1
votes

My team is migrating several different DynamoDB tables into a set of two DynamoDB tables. Essentially we're changing the model and consolidating a lot of the data into just two tables (right now it's spread across 6).

We were considering using DynamoDB streams and having those trigger a Lambda that deals with the logic of triggering some API that writes to the new tables. However, I am trying to figure out how to deal with the old data as well, since we'll have to migrate everything already in the table to the new tables also.

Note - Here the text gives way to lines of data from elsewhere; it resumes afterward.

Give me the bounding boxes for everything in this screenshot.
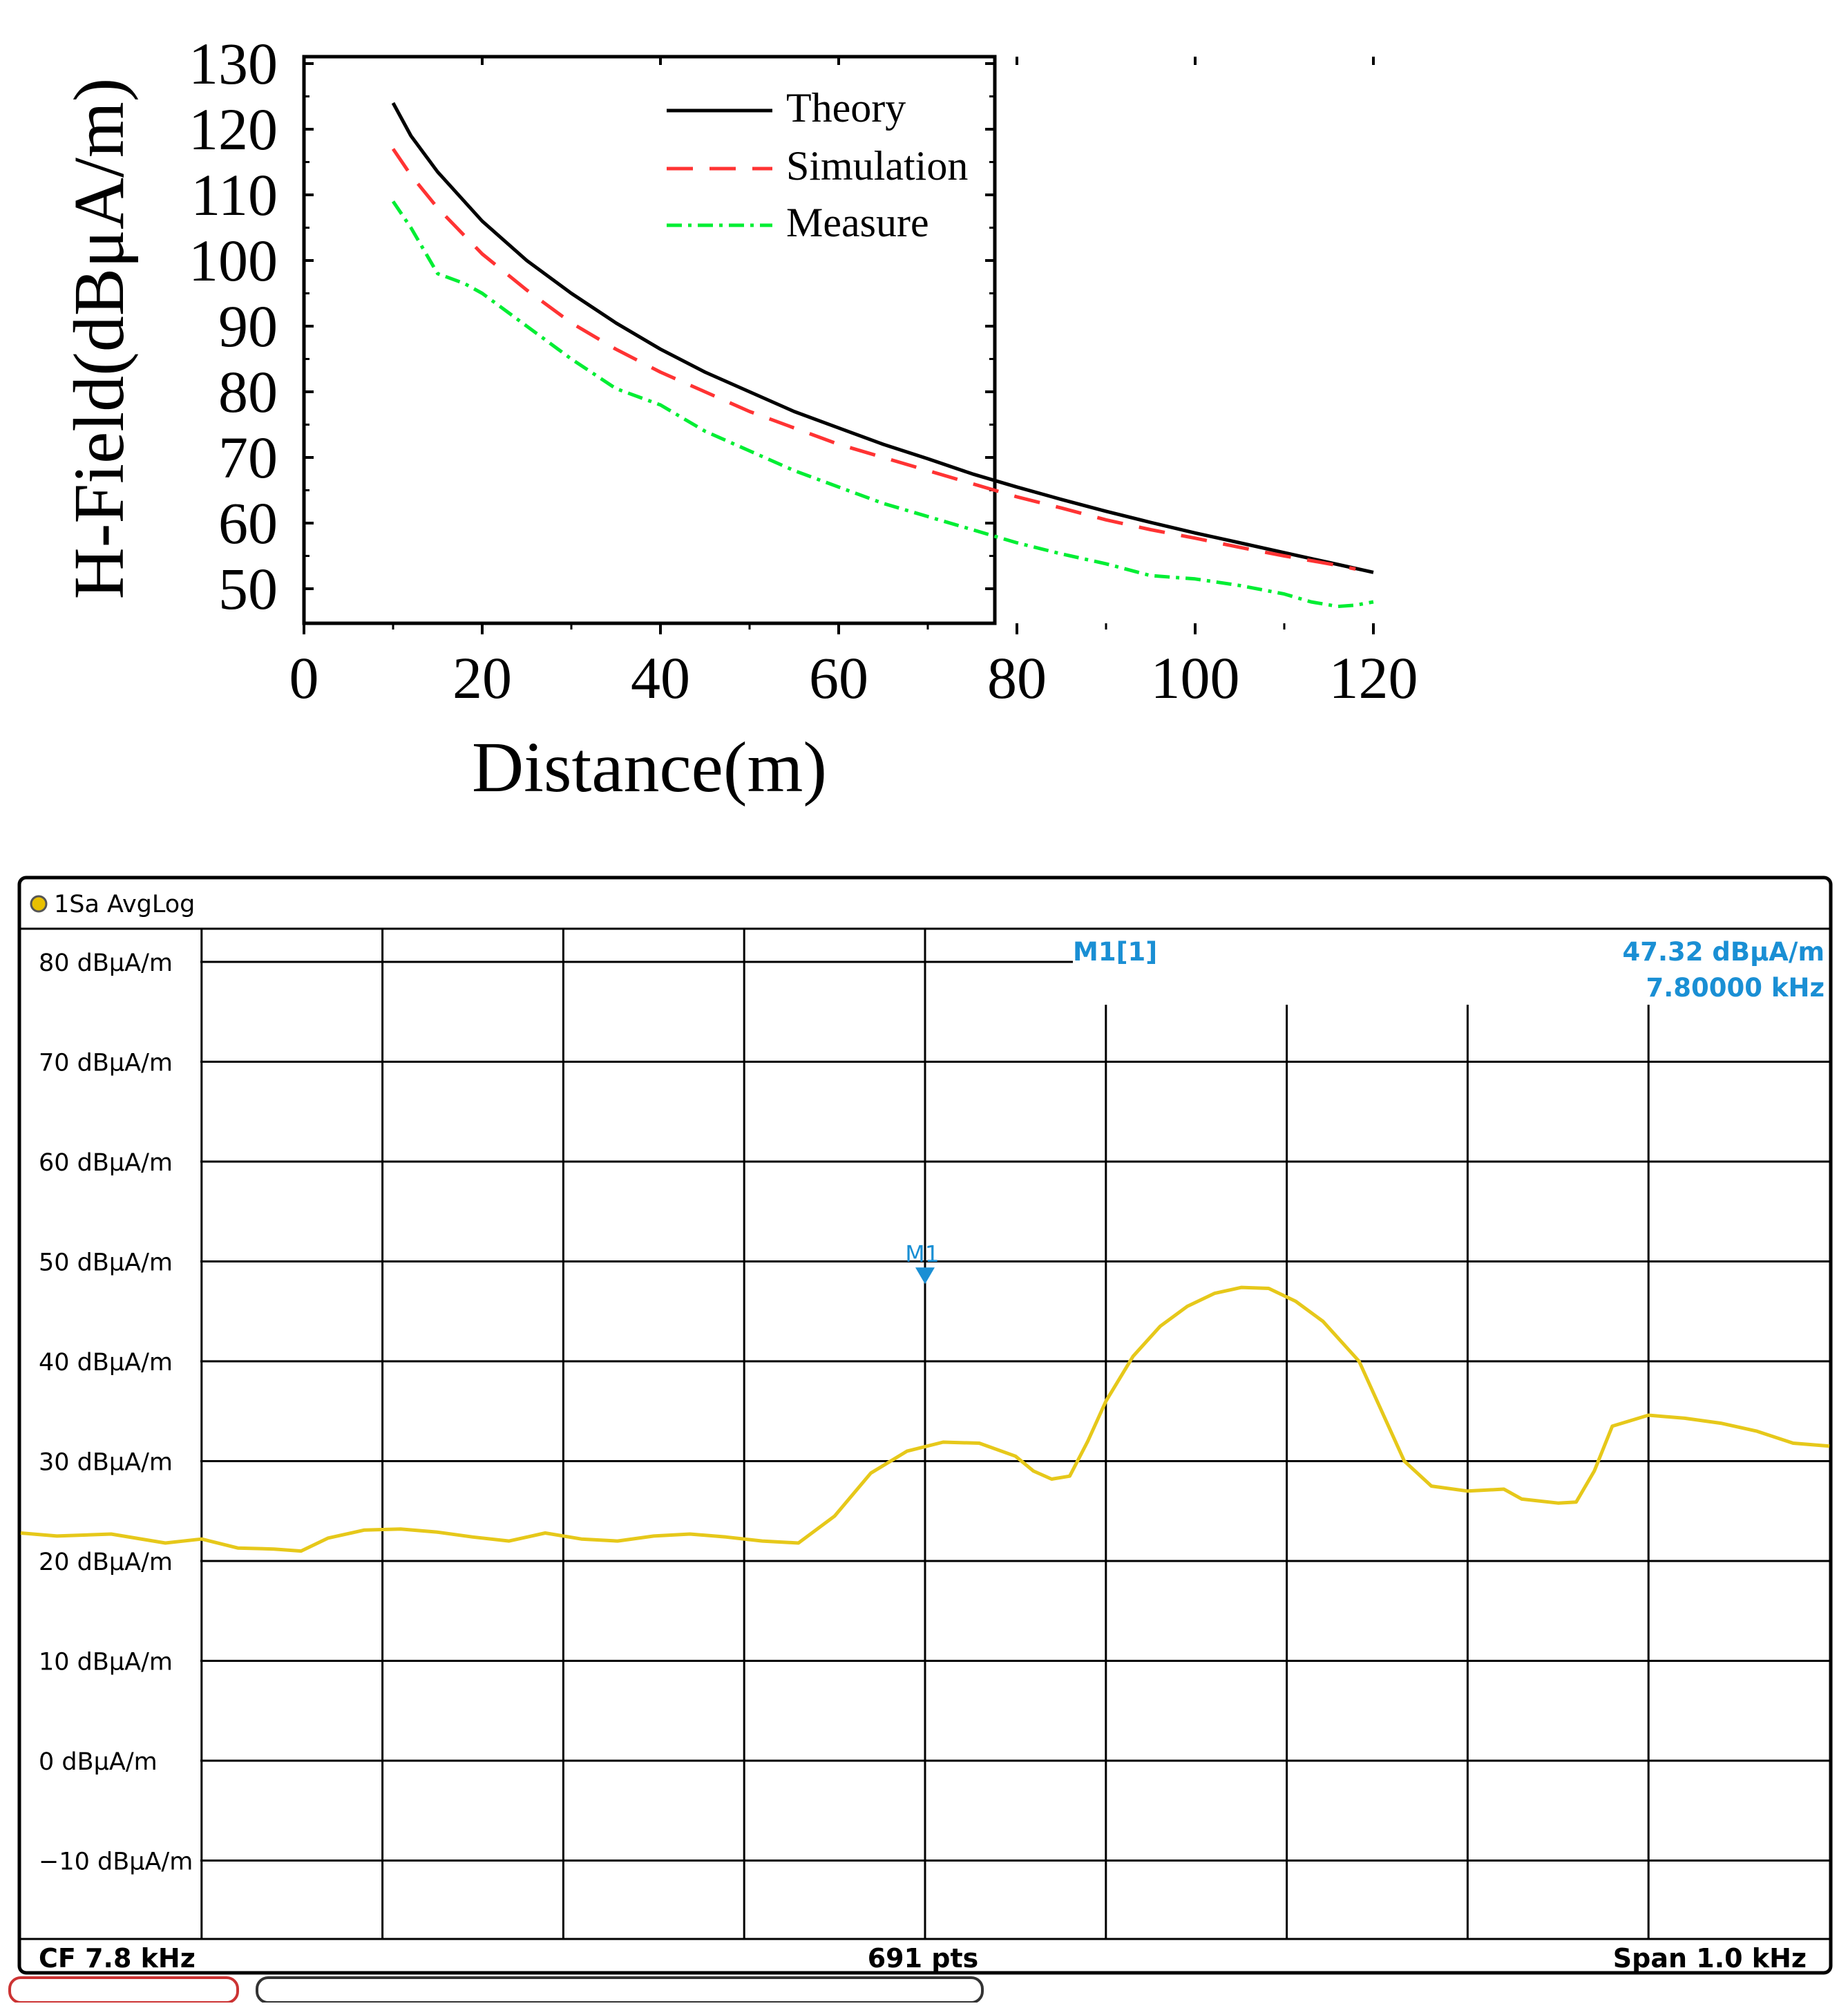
legend-label-measure: Measure (786, 200, 929, 245)
series-line-measure (391, 200, 1374, 609)
legend-label-simulation: Simulation (786, 143, 968, 189)
spectrum-chart: 1Sa AvgLog 80 dBμA/m 70 dBμA/m 60 dBμA/m 50… (8, 876, 1833, 2004)
spectrum-y-tick-label: 10 dBμA/m (39, 1649, 173, 1676)
spectrum-y-labels: 80 dBμA/m 70 dBμA/m 60 dBμA/m 50 dBμA/m 40 d… (39, 949, 193, 1876)
hfield-x-tick-label: 40 (631, 645, 690, 711)
tab-edge-right (256, 1976, 984, 2004)
footer-center-frequency: CF 7.8 kHz (39, 1943, 196, 1974)
hfield-plot-frame (302, 55, 997, 625)
spectrum-y-tick-label: 80 dBμA/m (39, 949, 173, 977)
spectrum-y-tick-label: 40 dBμA/m (39, 1349, 173, 1376)
hfield-x-tick-label: 20 (453, 645, 512, 711)
hfield-y-tick-label: 60 (218, 490, 278, 556)
trace-panel-label: 1Sa AvgLog (54, 891, 195, 918)
spectrum-y-tick-label: 70 dBμA/m (39, 1050, 173, 1077)
marker-m1-triangle (915, 1267, 935, 1285)
marker-m1: M1 (905, 1240, 940, 1285)
hfield-x-axis-label: Distance(m) (472, 728, 827, 807)
hfield-y-tick-label: 70 (218, 424, 278, 491)
spectrum-grid (200, 929, 1829, 1939)
hfield-y-tick-label: 50 (218, 556, 278, 622)
marker-m1-label: M1 (905, 1240, 939, 1267)
hfield-y-tick-label: 130 (189, 30, 278, 97)
hfield-y-tick-label: 110 (191, 162, 278, 228)
marker-readout-name: M1[1] (1073, 937, 1157, 967)
hfield-legend: Theory Simulation Measure (667, 85, 968, 245)
spectrum-y-tick-label: 0 dBμA/m (39, 1748, 158, 1776)
spectrum-y-tick-label: 50 dBμA/m (39, 1249, 173, 1277)
hfield-y-tick-label: 80 (218, 359, 278, 425)
hfield-x-tick-label: 60 (809, 645, 868, 711)
spectrum-y-tick-label: 20 dBμA/m (39, 1549, 173, 1576)
hfield-x-tick-label: 80 (987, 645, 1047, 711)
series-line-simulation (391, 148, 1356, 571)
hfield-x-tick-label: 100 (1151, 645, 1240, 711)
series-line-theory (391, 102, 1374, 574)
hfield-series (391, 102, 1374, 609)
marker-readout: M1[1] 47.32 dBμA/m 7.80000 kHz (1073, 937, 1825, 1003)
hfield-x-tick-label: 0 (289, 645, 319, 711)
trace-indicator-dot (30, 895, 48, 913)
spectrum-trace (20, 1285, 1830, 1553)
tab-edge-left (8, 1976, 239, 2004)
hfield-y-tick-label: 120 (189, 96, 278, 162)
hfield-y-tick-label: 100 (189, 227, 278, 294)
hfield-y-axis-label: H-Field(dBμA/m) (59, 78, 139, 600)
spectrum-y-tick-label: −10 dBμA/m (39, 1848, 193, 1876)
footer-points: 691 pts (868, 1943, 979, 1974)
marker-readout-level: 47.32 dBμA/m (1622, 937, 1825, 967)
hfield-y-tick-label: 90 (218, 293, 278, 359)
hfield-x-ticks: 0 20 40 60 80 100 120 (289, 57, 1418, 711)
footer-span: Span 1.0 kHz (1613, 1943, 1807, 1974)
trace-line (20, 1285, 1830, 1553)
legend-label-theory: Theory (786, 85, 906, 131)
spectrum-y-tick-label: 30 dBμA/m (39, 1449, 173, 1477)
marker-readout-frequency: 7.80000 kHz (1646, 973, 1825, 1003)
hfield-x-tick-label: 120 (1329, 645, 1418, 711)
spectrum-y-tick-label: 60 dBμA/m (39, 1149, 173, 1177)
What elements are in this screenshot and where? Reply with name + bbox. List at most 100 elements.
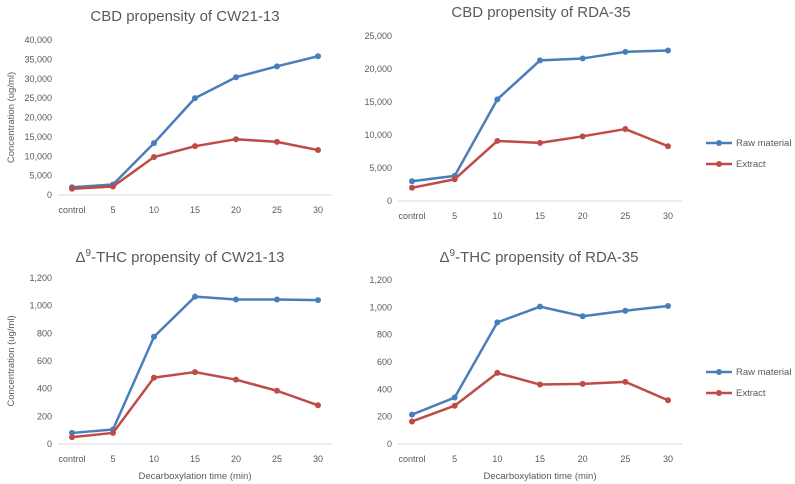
x-tick-label: 15	[190, 205, 200, 215]
x-tick-label: 15	[535, 211, 545, 221]
y-tick-label: 1,000	[29, 301, 52, 311]
x-tick-label: 15	[190, 454, 200, 464]
y-tick-label: 20,000	[24, 113, 52, 123]
data-point-raw-material	[537, 57, 543, 64]
series-line-raw-material	[411, 49, 669, 183]
data-point-raw-material	[151, 333, 157, 340]
data-point-extract	[315, 402, 321, 409]
chart-title: Δ9-THC propensity of CW21-13	[76, 248, 285, 266]
series-line-extract	[411, 371, 669, 423]
series-line-raw-material	[71, 55, 319, 189]
data-point-raw-material	[409, 411, 415, 418]
legend-label: Raw material	[736, 367, 791, 378]
y-tick-label: 10,000	[364, 130, 392, 140]
x-tick-label: 5	[452, 454, 457, 464]
y-tick-label: 800	[377, 330, 392, 340]
legend-marker	[716, 369, 722, 375]
data-point-extract	[579, 380, 586, 387]
y-tick-label: 600	[37, 356, 52, 366]
data-point-extract	[494, 369, 501, 376]
data-point-raw-material	[665, 47, 671, 54]
x-tick-label: 30	[313, 454, 323, 464]
x-tick-label: 10	[149, 205, 159, 215]
legend-marker	[716, 161, 722, 167]
data-point-extract	[451, 176, 458, 183]
data-point-extract	[537, 381, 543, 388]
y-tick-label: 600	[377, 357, 392, 367]
data-point-raw-material	[665, 302, 671, 309]
legend: Raw material Extract	[706, 138, 791, 170]
data-point-extract	[622, 126, 629, 133]
data-point-raw-material	[579, 313, 586, 320]
data-point-extract	[69, 185, 75, 192]
y-tick-label: 40,000	[24, 35, 52, 45]
data-point-extract	[151, 374, 157, 381]
data-point-extract	[192, 143, 198, 150]
data-point-raw-material	[494, 96, 501, 103]
y-tick-label: 1,200	[369, 275, 392, 285]
data-point-raw-material	[233, 74, 239, 81]
x-tick-label: 20	[578, 211, 588, 221]
x-tick-label: 15	[535, 454, 545, 464]
y-tick-label: 400	[377, 384, 392, 394]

I'm guessing one option is to have something running that scans every item in the DynamoDB table (there's around 100 million in some), and for each, call the same API that the Lambda was calling to have the new table written to. However, I'm not sure how that scan of the old table handles when we also have new records being written to old table pretty regularly during the migration.

Does anyone have some advice on doing such a migration and keeping things in sync?

Thanks!

1

1 Answers

4
votes

Streams & lambda are a good solution (by Abhaya Chauhan)...
(also a video on pluralsight)

In this situation, try leveraging DynamoDB Streams and AWS Lambda to remodel data as needed.

A nice way to restructure your table definition is to leverage DynamoDB triggers, following these steps:

  1. Create a new table (let us call this NewTable), with the desired key structure, LSIs, GSIs.

  2. Enable DynamoDB Streams on the original table

  3. Associate a Lambda to the Stream, which pushes the record into NewTable. (This Lambda should trim off the migration flag in Step 5)
  4. [Optional] Create a GSI on the original table to speed up scanning items. Ensure this GSI only has attributes: Primary Key, and Migrated (See Step 5).
  5. Scan the GSI created in the previous step (or entire table) and use the following Filter: FilterExpression = "attribute_not_exists(Migrated)" Update each item in the table with a migrate flag (ie: “Migrated”: { “S”: “0” }, which sends it to the DynamoDB Streams (using UpdateItem API, to ensure no data loss occurs).

NOTE You may want to increase write capacity units on the table during the updates.

  1. The Lambda will pick up all items, trim off the Migrated flag and push it into NewTable.
  2. Once all items have been migrated, repoint the code to the new table
  3. Remove original table, and Lambda function once happy all is good.